ORDEM

Fecho o mes de agosto com chave de ouro, depois de ter entendido o significado progressista de “ordem”.

Abandonei a reação preconceituosa originada pela ignorância do sentido absoluto inserido no vocábulo referido.

Para aceitar que é tão mais agradável trabalhar em uma mesa limpa, onde cada coisa fica exposta e pode ser vista, o que não conseguia antes, pois tanto os papeis quanto os apetrechos deitavam-se uns sobre os outros.

Trabalhava minutos preciosos na busca por algum documento, pasta, ou a caneta que assinaria uma sentença ou um libelo ou assinaria a absolvição ou ainda a prédica necessária para tal.

Tantas voltas eu dei durante esse mais de meio século de vida. Fugi das hierarquias para não ouvir as ordens. Segui por solitária estrada e carreguei saco de pedras por desconhecer a importância de cada gema.

Ao balancear as contas atualmente, compreendi que não é o peso que dá valor, e por isso o cansado de meus ombros é o resultado também da desordem mental em que me condicionei viver.

A vida que tudo assistiu resolveu me auxiliar e num vento forte me devolveu à metrópole desumana da qual me exilei. E aqui novamente me colocou no carreiro, qual uma formiga, tão somente para cumprir a etapa que pulei.

Espernear sempre foi o que soube fazer melhor. Mas estando em caminho estreito espernear causa ferimentos e dor, por isso me contive. Andei no meu lugar, após uma infinidade de outros que seguem a mesma fila.

Tudo que era pesado demais eu abandonei. Liberei meus braços das correntes dos compromissos assumidos que nunca seriam cumpridos, por falta de tempo, de engenharia de vontade própria.

Os grossos fardos foram deixados à margem para que outros se utilizassem deles, já que eu nunca os usara.

A morada linear e amarela ficou no pensamento para dar lugar à longínqua vivenda ensolarada ladeada de escadas, para onde se volta todas as tardes e se chega quando a noite já se derrama.

A mesa dividiu-se em pequenos quadrados e me abriga um deles, com olhar azulado em minha frente, negros cabelos à minha esquerda e a direita uma vazia cadeira, cercada por aparelhos que vomitam números e cifrões todo o tempo.

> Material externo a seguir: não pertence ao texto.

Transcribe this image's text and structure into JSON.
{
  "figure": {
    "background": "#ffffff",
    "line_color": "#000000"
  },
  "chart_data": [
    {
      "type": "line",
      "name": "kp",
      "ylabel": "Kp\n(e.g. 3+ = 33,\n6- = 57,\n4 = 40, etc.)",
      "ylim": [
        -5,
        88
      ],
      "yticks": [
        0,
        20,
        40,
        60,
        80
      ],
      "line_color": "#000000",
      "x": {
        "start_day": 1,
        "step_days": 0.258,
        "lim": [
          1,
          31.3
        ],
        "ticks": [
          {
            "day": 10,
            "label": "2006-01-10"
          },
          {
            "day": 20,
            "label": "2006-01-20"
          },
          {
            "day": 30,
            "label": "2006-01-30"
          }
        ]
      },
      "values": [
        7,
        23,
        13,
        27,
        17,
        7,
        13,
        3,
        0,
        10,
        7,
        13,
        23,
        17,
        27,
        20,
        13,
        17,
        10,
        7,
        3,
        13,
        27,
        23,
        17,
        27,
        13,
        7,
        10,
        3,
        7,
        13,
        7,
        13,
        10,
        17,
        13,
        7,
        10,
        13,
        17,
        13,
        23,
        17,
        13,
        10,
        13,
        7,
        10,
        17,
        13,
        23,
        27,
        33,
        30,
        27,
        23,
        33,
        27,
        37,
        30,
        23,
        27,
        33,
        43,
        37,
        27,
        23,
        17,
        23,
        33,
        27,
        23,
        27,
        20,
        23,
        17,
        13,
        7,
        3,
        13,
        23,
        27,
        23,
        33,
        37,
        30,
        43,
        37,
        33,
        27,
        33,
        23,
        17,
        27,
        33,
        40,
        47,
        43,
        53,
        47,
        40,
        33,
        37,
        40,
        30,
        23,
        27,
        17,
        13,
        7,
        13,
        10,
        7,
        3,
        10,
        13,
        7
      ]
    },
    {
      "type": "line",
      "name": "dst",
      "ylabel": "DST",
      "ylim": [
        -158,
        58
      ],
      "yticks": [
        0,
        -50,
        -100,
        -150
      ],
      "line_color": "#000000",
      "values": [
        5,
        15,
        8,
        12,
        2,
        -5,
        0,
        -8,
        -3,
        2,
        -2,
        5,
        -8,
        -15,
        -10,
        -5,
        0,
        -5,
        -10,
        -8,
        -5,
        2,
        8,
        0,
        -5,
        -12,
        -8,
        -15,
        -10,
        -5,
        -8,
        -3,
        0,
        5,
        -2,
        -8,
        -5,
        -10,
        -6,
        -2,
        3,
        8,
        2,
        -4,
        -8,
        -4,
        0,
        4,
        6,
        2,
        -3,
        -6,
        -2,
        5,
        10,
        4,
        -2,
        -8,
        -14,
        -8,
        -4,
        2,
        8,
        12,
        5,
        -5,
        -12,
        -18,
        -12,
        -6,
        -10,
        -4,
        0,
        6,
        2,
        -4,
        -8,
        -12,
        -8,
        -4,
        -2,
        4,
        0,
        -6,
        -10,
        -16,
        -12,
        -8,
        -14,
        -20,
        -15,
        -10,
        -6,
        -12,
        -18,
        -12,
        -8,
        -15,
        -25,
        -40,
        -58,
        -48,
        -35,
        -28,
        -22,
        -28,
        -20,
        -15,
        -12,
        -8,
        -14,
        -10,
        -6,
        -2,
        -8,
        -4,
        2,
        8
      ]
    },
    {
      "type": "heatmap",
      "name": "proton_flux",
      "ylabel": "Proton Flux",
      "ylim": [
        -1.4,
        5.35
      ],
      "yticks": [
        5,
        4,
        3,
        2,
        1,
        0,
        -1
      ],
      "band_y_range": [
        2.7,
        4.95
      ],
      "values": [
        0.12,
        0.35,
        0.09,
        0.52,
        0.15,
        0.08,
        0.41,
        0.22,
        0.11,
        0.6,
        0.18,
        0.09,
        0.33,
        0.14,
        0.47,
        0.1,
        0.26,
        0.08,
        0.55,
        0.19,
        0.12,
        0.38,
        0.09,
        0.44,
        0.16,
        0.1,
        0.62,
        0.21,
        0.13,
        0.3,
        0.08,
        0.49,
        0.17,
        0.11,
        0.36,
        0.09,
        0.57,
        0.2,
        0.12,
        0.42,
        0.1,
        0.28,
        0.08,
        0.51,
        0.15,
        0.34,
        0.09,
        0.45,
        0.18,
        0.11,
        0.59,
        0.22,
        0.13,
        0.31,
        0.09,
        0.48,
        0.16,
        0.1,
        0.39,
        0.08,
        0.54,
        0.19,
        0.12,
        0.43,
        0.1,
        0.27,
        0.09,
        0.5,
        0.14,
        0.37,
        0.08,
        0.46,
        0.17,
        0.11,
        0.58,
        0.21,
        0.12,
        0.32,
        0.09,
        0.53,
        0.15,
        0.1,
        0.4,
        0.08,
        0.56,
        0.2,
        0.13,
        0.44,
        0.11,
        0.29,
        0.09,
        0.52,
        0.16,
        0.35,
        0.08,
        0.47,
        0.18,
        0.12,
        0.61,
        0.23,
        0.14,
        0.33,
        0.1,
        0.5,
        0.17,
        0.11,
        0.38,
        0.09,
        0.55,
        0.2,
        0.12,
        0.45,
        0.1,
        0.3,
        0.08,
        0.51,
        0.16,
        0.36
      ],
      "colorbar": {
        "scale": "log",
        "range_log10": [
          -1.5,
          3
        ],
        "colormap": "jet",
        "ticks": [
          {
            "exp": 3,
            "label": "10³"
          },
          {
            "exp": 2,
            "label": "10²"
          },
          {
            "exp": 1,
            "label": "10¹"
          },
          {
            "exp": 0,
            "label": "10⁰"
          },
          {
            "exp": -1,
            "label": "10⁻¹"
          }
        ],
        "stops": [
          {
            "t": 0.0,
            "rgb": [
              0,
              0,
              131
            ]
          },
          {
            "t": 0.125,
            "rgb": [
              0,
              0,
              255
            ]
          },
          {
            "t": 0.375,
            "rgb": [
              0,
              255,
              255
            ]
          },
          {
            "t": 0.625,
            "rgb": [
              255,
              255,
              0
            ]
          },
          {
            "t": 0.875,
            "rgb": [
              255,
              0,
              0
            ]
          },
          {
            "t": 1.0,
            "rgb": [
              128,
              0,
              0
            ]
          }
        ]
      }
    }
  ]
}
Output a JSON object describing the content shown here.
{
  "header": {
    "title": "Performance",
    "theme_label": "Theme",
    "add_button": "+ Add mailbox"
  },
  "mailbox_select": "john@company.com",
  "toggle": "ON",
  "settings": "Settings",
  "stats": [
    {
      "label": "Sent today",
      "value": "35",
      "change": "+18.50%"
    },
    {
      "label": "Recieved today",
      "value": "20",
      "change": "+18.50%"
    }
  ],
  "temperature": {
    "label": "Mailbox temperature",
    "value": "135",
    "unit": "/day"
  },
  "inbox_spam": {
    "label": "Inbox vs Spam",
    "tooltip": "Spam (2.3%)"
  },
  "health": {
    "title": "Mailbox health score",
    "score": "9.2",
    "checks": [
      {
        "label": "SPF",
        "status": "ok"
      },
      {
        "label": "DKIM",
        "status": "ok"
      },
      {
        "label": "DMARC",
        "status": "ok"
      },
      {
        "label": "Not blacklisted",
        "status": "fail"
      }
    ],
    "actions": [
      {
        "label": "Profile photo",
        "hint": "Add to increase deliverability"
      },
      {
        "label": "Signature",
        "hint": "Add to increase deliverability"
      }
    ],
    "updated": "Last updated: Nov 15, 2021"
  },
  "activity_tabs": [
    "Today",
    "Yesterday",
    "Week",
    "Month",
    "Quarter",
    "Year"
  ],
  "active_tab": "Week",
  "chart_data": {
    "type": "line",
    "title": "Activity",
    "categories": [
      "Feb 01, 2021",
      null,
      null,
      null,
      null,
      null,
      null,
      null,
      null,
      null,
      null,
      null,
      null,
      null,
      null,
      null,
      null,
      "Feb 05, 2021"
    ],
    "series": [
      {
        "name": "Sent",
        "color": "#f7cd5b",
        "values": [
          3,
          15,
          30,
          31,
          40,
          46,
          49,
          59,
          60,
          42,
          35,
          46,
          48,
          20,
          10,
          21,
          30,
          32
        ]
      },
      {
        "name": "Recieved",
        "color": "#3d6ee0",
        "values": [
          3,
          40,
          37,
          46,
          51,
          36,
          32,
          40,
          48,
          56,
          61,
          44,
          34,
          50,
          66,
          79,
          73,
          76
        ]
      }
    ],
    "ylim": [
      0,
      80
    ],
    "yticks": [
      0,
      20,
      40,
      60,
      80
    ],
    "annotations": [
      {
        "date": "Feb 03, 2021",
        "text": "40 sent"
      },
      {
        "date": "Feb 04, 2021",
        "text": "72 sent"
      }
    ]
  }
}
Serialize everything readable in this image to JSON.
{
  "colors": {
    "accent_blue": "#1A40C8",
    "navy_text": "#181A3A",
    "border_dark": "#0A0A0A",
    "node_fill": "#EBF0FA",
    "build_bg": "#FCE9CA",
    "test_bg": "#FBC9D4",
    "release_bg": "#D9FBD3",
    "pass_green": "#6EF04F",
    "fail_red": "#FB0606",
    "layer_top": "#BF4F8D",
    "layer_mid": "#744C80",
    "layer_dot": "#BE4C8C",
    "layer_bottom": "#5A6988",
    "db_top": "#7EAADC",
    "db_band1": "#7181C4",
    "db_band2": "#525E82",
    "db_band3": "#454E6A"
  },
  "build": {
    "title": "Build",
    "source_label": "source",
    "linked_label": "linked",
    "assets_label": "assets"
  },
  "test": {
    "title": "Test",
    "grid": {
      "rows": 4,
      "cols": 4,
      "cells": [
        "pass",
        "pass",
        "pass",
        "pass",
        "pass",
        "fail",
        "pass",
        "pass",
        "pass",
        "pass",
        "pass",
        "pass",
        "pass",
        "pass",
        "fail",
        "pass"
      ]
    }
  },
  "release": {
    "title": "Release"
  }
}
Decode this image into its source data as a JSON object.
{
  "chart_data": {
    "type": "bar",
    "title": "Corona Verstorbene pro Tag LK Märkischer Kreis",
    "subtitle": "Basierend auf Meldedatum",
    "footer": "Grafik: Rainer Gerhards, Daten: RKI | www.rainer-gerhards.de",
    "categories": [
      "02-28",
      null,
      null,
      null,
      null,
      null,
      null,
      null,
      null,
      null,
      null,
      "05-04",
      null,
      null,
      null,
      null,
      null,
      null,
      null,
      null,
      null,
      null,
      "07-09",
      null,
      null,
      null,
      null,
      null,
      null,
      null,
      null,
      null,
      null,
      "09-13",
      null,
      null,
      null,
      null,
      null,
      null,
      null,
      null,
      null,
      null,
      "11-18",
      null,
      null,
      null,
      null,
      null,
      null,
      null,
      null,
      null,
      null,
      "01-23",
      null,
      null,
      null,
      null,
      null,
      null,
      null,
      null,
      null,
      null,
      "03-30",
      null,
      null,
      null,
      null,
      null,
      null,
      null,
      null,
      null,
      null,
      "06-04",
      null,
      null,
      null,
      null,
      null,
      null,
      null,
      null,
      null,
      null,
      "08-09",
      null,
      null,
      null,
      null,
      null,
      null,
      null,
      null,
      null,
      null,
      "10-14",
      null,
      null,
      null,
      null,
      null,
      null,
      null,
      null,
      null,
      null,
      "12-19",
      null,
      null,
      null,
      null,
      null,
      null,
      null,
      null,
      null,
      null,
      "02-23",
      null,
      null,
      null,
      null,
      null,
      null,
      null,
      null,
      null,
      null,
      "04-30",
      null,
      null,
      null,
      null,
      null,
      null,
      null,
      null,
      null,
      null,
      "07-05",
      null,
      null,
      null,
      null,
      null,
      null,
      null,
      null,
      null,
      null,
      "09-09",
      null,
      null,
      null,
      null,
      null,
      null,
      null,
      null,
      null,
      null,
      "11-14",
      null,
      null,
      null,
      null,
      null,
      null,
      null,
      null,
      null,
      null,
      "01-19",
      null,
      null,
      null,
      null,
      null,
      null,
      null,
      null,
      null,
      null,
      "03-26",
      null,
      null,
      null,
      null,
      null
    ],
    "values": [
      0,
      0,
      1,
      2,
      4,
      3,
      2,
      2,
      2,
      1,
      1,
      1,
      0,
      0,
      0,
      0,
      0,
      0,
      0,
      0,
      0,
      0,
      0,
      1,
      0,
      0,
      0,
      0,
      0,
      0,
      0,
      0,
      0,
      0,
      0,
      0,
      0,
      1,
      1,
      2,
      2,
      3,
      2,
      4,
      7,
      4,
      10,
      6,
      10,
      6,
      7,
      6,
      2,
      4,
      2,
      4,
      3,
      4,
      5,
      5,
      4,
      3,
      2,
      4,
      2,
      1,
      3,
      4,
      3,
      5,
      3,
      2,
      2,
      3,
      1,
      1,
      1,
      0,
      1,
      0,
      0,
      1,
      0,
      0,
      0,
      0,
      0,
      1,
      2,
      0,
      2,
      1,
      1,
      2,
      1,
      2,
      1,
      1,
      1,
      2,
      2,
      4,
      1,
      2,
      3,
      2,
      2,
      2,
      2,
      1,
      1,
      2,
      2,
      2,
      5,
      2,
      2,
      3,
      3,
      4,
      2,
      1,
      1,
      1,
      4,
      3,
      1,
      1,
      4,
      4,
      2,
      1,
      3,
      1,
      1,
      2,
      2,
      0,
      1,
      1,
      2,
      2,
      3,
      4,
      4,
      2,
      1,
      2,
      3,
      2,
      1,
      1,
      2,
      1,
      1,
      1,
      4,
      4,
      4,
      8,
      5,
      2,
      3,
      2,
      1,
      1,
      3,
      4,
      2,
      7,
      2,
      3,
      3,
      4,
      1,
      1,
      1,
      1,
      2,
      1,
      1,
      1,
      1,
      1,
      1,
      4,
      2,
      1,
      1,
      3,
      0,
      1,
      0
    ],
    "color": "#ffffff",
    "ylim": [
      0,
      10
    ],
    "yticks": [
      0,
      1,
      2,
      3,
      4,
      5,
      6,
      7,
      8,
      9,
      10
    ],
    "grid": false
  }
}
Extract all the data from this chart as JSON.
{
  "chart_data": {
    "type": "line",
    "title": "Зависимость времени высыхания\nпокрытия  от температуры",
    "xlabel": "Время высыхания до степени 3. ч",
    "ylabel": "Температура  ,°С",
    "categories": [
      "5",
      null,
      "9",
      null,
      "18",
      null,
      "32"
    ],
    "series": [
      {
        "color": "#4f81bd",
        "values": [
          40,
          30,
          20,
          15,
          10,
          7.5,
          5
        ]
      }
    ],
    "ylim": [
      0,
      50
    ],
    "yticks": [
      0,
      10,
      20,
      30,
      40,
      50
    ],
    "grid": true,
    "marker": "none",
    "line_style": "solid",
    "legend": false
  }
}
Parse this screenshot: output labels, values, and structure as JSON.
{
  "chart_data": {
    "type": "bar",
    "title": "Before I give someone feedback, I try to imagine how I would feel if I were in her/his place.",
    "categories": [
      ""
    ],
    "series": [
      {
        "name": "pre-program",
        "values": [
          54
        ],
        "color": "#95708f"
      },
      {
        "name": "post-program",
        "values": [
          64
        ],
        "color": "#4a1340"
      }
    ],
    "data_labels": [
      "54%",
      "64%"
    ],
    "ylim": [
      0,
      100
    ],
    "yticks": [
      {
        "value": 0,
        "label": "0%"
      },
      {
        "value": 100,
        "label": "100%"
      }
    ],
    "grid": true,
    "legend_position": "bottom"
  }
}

Meses de silêncio e desconfiança, me sinto ancha, farta de palavras que guardo em meus pensamentos reticentes e esquivos. Vertendo o veneno da revolta, me depurando a cada manhã de sono, cujos raios de sol me aqueciam os membros e faziam fechar os meus olhos.

O vertiginoso movimento me forçou a andar mais rápido e eu andei. Um cartão de conta corrente, titulo de capitalização, aspirador de pós aos sábados, roupas brancas lavadas separados dos fragmentos do arco íris.

O tempo controlado, sem pressa, evidenciado o fato de que nada é como antes, tudo está desigual e diferente, nem por isso pior.

Respirar um ar enxuto, verdugo e quente. Buscar a água na fonte, armazenar nos coxos para levar as águas servidas.

Praticar as regras sem emoção.

Não votar por decisão. Desistir por desencanto com o Estado que é o avesso, um molambo do filó transformado.

Redimir as dividas, com bônus parcelados. Alívio, sono profundo de reparo de nutrir as células e combater as rugas.

Ordem na vida. Ordem nas horas. Ordem bem recebida porque sabiamente é dada.

Ordem e progresso, estão estampados em minha bandeira no formato de triângulo, dobrada, que jaz bem guardada na gaveta embaixo das roupas íntimas.

Ordem parecerá escárnio, mas, surpreendentemente é um obrigado.